So, the boot drive died in my FreeNAS server that was running 11.1u1. Good build. I figured since it died now would be a time to try TrueNAS Core. My SAN didn’t seem to be booting the installer, I tried different USB sticks and eventually just ended up using my IODD device, but all of which wouldn’t show the installer (albet on xterm/serial connection since the SAN is headless).
I decided to run the installer on a laptop and installing on …a….USB stick… wait a second….. when FreeNAS was first failing I tried moving the system log files off there since USB drives aren’t really meant for high R/W operations. These are set by the System -> System Dataset. What I think happed was the drive probably could’ve lasted a while longer but since the log files was still configured for the default “boot-pool” aka on the USB boot stick, and I had configured iSCSI with proxmox and at the end I discovered the log flooding problem… I bet it was this log flooding along with writing and log rotating on the USB boot device must have killed it…. Just wow man….
Anyway, I installed on a USB stick on a laptop picking the USB drive as a souce and picking BIOS boot option. I plugged the device into my SAN and boot up, now watching the boot operation (after verifying the boot order was correct) via the serial console window, after the system info the console gets stuck at “Press any key to continue”. I looked at the USB drive and the light indicated that something was happening, also looking at the NIC lights seemed something was going on, but also seem a bit pattern like and I wasn’t sure if something or anything was working. I decided to quickly check my DHCP server for any new entries and sure enough there it was….
I navigated to the address on my browser and sure enough, it booted!
There it is the dataset we need to change, now I don’t have any other pools defined so I can’t change it just yet, but lets make this our first priority so that if another bug from proxmox creeps in it won’t break my SAN. To do that I’m going to need to import the ZFS pools I had on this SAN when FreeNAS died.
Storage -> Pools -> Add
What a clean look. Import, No encryption. Looking for pools, this took a while.
There’s my pools! Sweet:
Next… exciting stuff…
Click Import.
Waiting….. waiting…. Let’s go!
What’s this notification…
I’ll leave that for now… can I change my system dataset?

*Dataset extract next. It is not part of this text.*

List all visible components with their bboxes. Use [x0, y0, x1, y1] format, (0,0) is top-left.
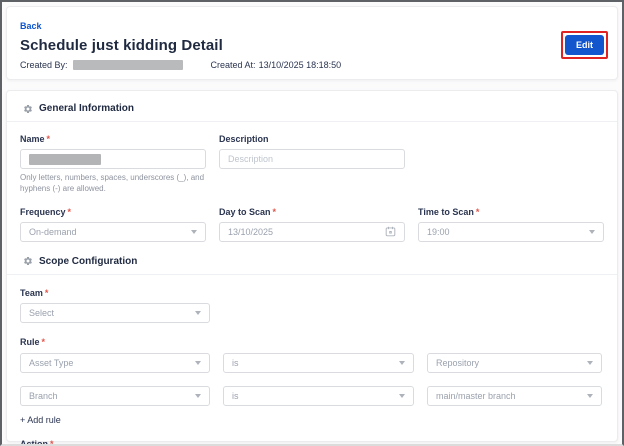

Oh no way it did it automatically….
well… even though I managed to import the pools successfully, since I can’t remember how the extents were made, I think they were file based, but no matter how I make it file based or device based the ESXi hosts see the drive but they aren’t automatically importing the datastore, probably cause they can’t see the FS that’s suppose to be on the iSCSI disk that’s being presented (the extents). I should have simply kept them device based and used the root pool. To add icing to the cake the one server I wanted to recover was the only one I didn’t run the backup copy job on after my USB drive that was hosting those files went belly up and I had to rerun all the jobs, AND the Veeam servers main backup repo was on one of the extents I can’t recover… so even though I had 3-2-1 rule in place I still ended up losing this server….
this is too much for me today, I’m goin to bed…

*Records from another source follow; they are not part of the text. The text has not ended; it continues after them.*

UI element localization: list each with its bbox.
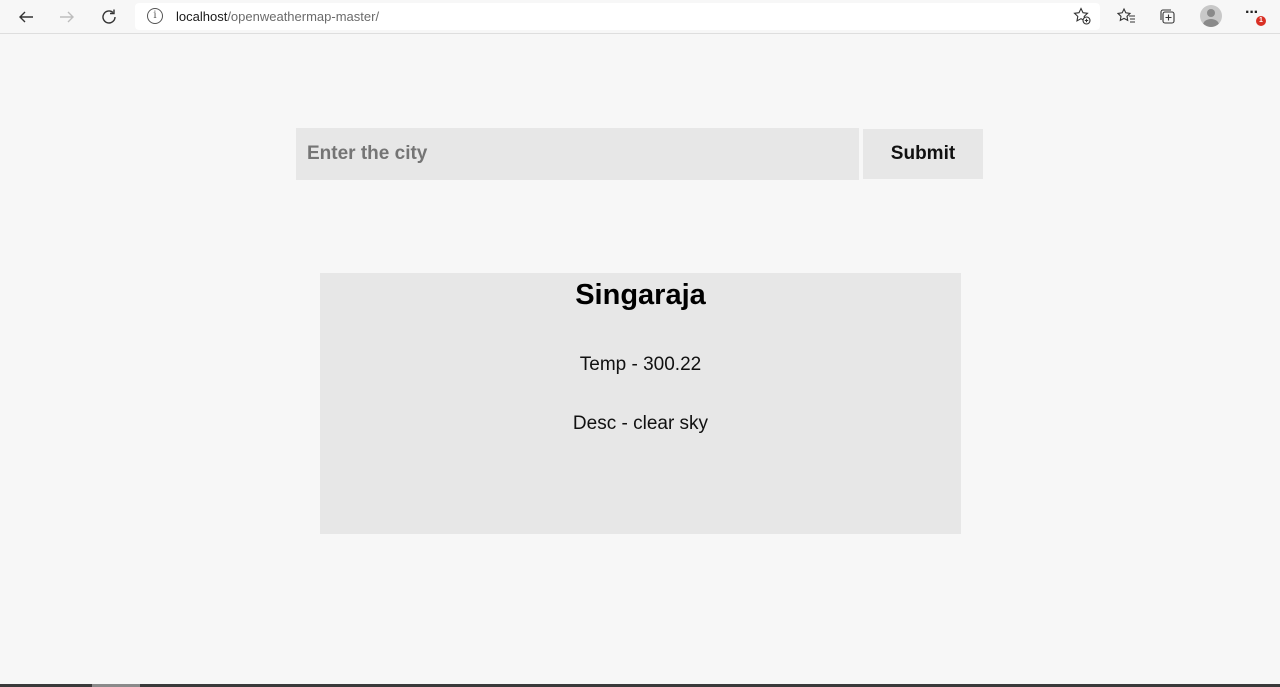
weather-result-card: Singaraja Temp - 300.22 Desc - clear sky — [320, 273, 961, 534]
forward-arrow-icon — [60, 11, 74, 23]
description-text: Desc - clear sky — [572, 413, 709, 434]
back-arrow-icon — [19, 11, 33, 23]
address-bar[interactable]: i localhost/openweathermap-master/ — [135, 3, 1100, 30]
url-path: /openweathermap-master/ — [227, 9, 380, 24]
favorites-icon — [1117, 7, 1135, 23]
info-icon[interactable]: i — [147, 8, 163, 24]
refresh-button[interactable] — [96, 4, 122, 30]
collections-icon — [1160, 9, 1175, 24]
submit-button[interactable]: Submit — [863, 129, 983, 179]
add-favorite-button[interactable] — [1072, 6, 1092, 26]
url-host: localhost — [176, 9, 228, 24]
forward-button[interactable] — [54, 4, 80, 30]
collections-button[interactable] — [1156, 5, 1180, 29]
city-name: Singaraja — [575, 279, 706, 311]
back-button[interactable] — [13, 4, 39, 30]
profile-avatar-icon[interactable] — [1200, 5, 1222, 27]
browser-toolbar: i localhost/openweathermap-master/ ··· 1 — [0, 0, 1280, 34]
favorites-button[interactable] — [1115, 5, 1139, 29]
url-text[interactable]: localhost/openweathermap-master/ — [176, 9, 379, 24]
notification-badge: 1 — [1256, 16, 1266, 26]
refresh-icon — [102, 9, 116, 24]
avatar-body — [1203, 19, 1219, 27]
city-input[interactable] — [296, 128, 859, 180]
avatar-head — [1207, 9, 1215, 17]
temperature-text: Temp - 300.22 — [579, 354, 702, 375]
star-add-icon — [1073, 7, 1091, 25]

A new day, but end of it, so won’t finish this yet today either but there is hope.
I found this, which lead to this, which lead to this, and there’s sign of hope seeing the same thing in my own vmkernel log file.
So there it is, and ran the commands as specified in the threads and KB:
tail /var/log/vmkernel.log
Which showed me the volume not mounting due to snapshot.
esxcli storage vmfs snapshot list
Which showed me my old Datastore information.
esxcli storage vmfs snapshot resignature -l "iOSlow"
Which mounted my datastore under a new name:
Sure enough connected the backup drive to my Veeam server. And restored my missing VM. Now I just need to move the rest of the data and create a clean datastore. Or I guess I could simply rename it, but it didn’t auto mount on the other esxi server.